L’air glacé de la nuit qui s’engouffrait par la vitre brisée fouettait son corps transi. Les pieds engourdis dans ses collants déchirés, elle se pencha pour prendre la paire de chaussures qu’elle gardait sous le siège passager. Le mouvement provoqua un accès de douleur intense dans son cou, là où l’agresseur avait planté ses doigts puissants.
Le démon qui avait fait irruption dans l’habitacle ne ressemblait en rien à l’homme blond que Katherine connaissait sous le nom de Christopher Abaddon. Ses cheveux lisses et épais, sa peau hâlée avaient disparu, remplacés par une fresque de tatouages terrifiants qui couraient sur son crâne, son torse nu et son visage.
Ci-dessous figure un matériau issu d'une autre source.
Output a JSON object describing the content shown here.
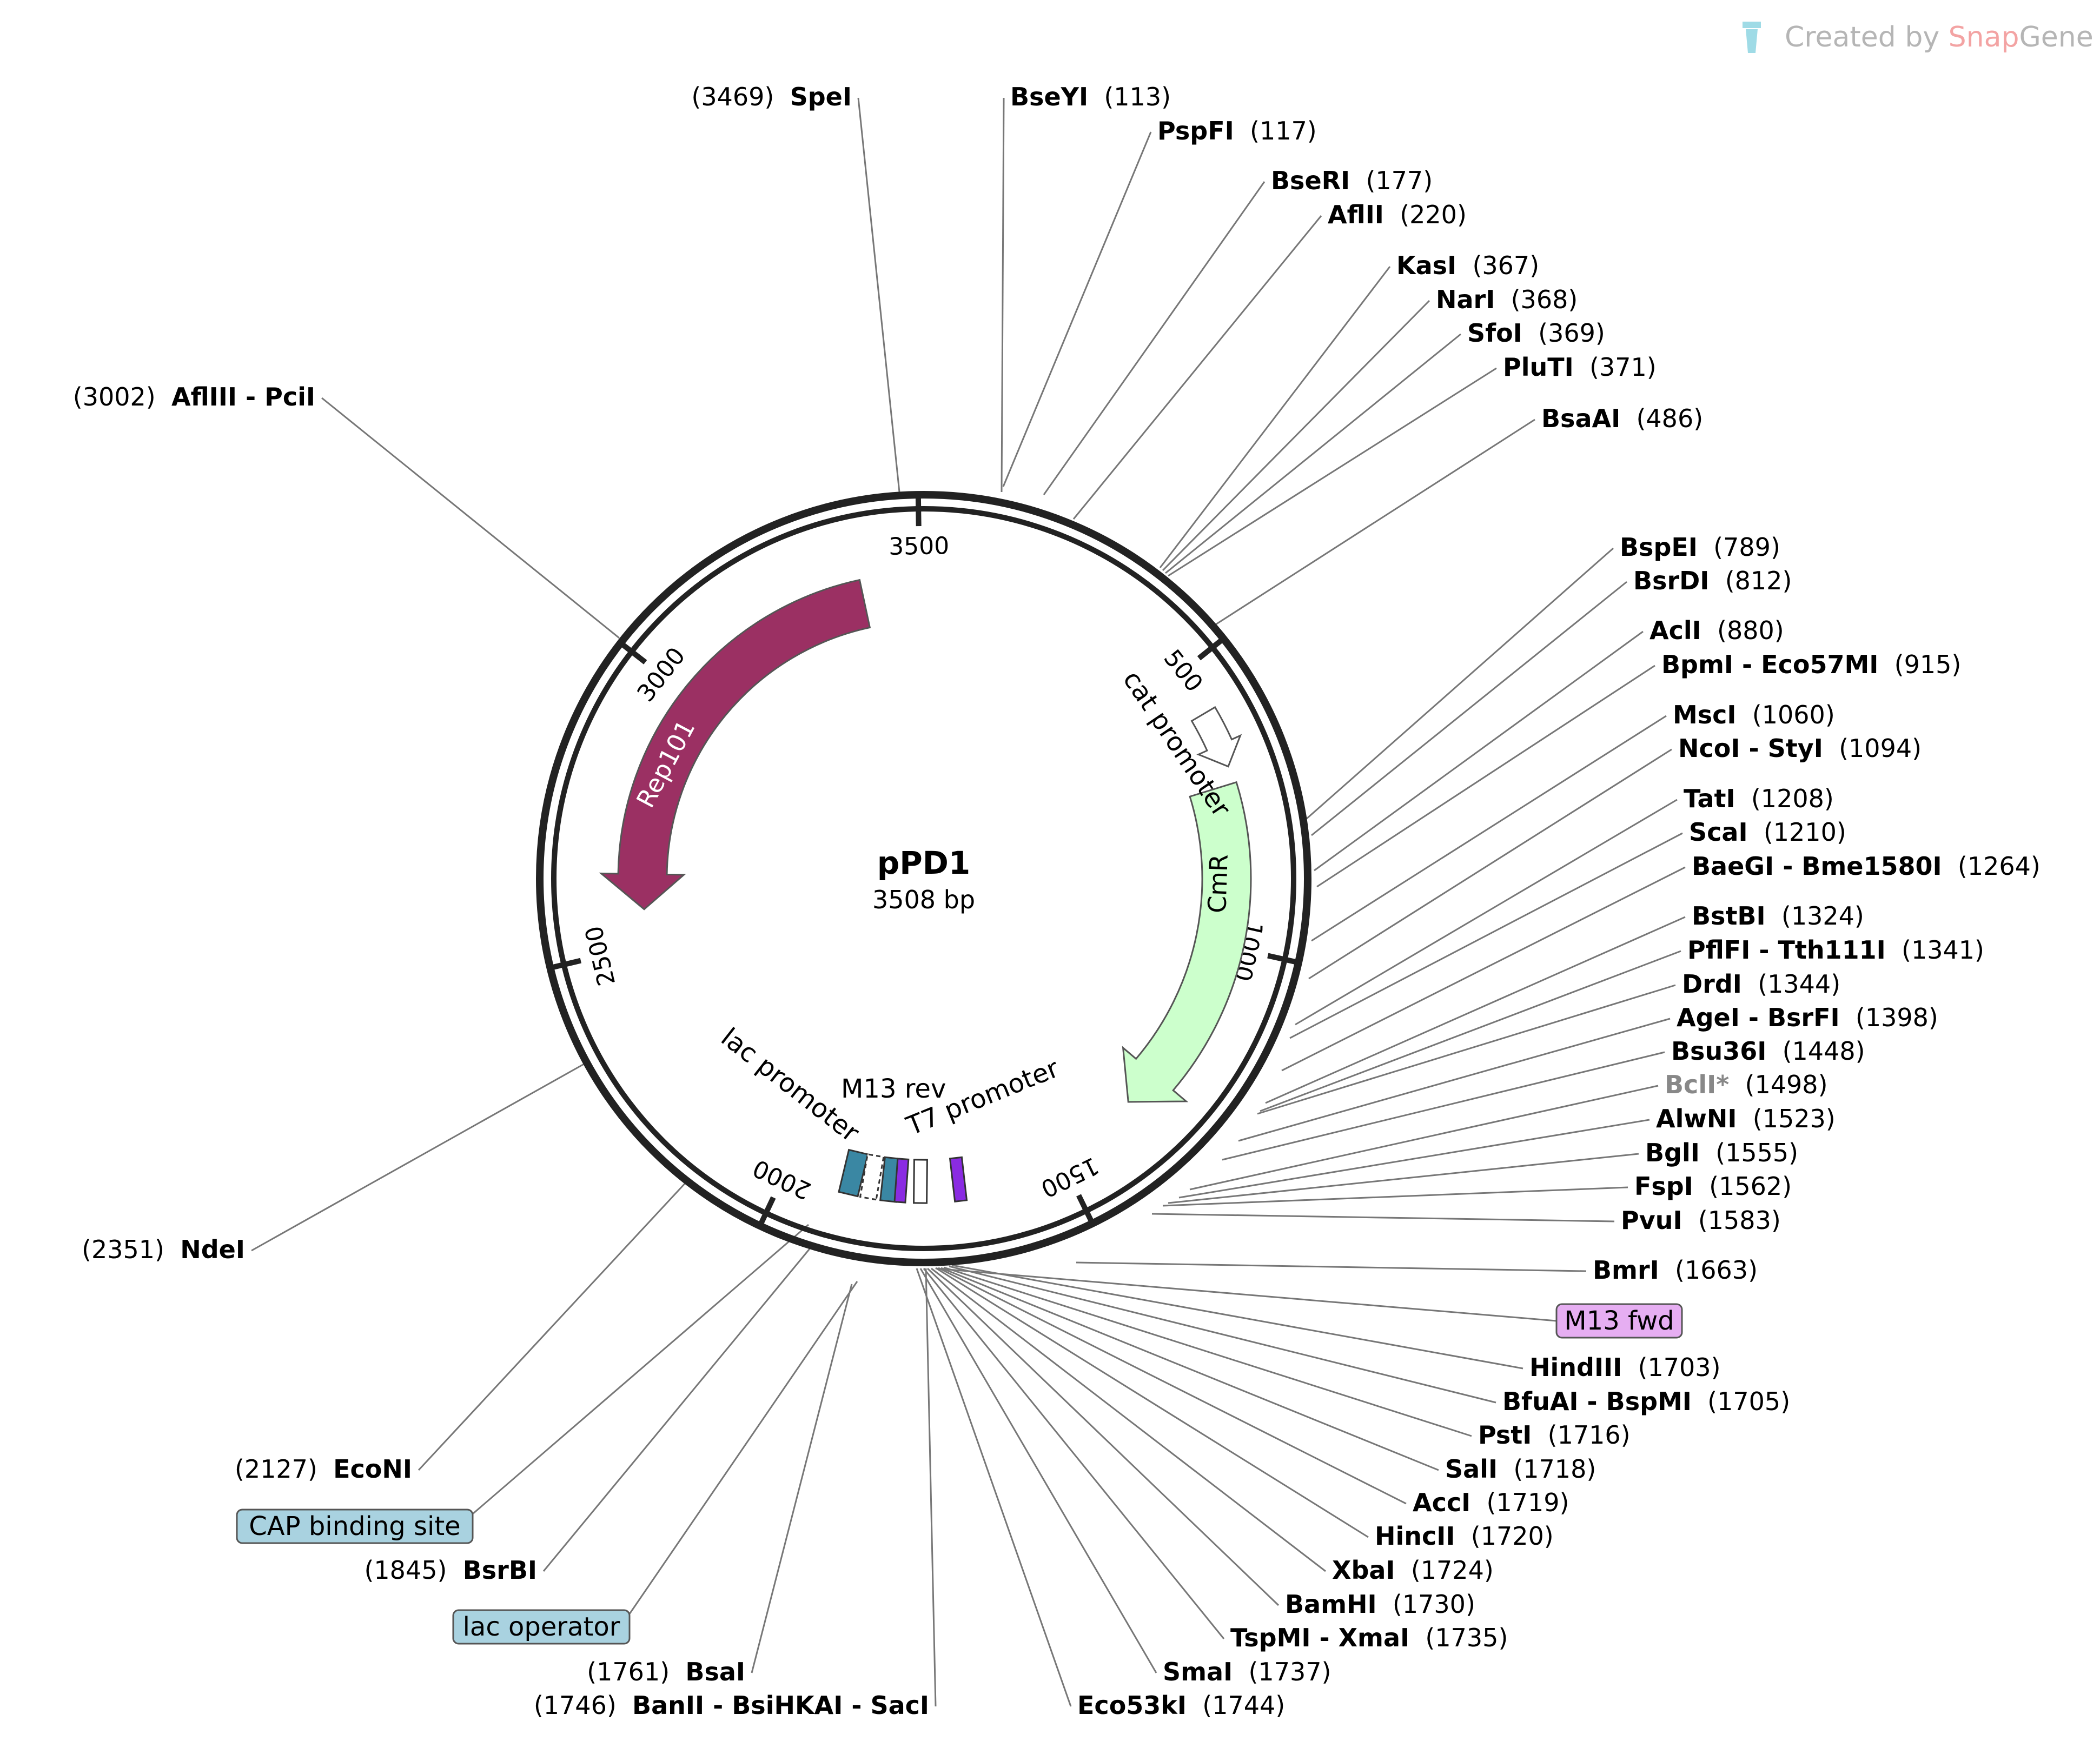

Elle entendit sa voix – un murmure dans le vent qui sifflait à ses oreilles. « J’aurais dû te tuer il y a dix ans. La nuit où j’ai tué ta mère. »
Elle tressaillit, animée d’une certitude glaciale. C’était lui. Elle n’avait jamais oublié la violence démoniaque dans ses yeux, pas plus qu’elle n’avait oublié la détonation du pistolet quand Peter avait tiré – une balle, une seule, qui avait tué l’agresseur, et l’avait fait basculer dans le ravin, au fond de la rivière gelée. Il était passé au travers de la glace et n’était jamais remonté à la surface. La police avait cherché son cadavre pendant des semaines sans rien trouver, concluant au final que le courant avait dû l’emporter vers la baie de Chesapeake.
Katherine savait à présent qu’ils s’étaient trompés. Il était encore vivant.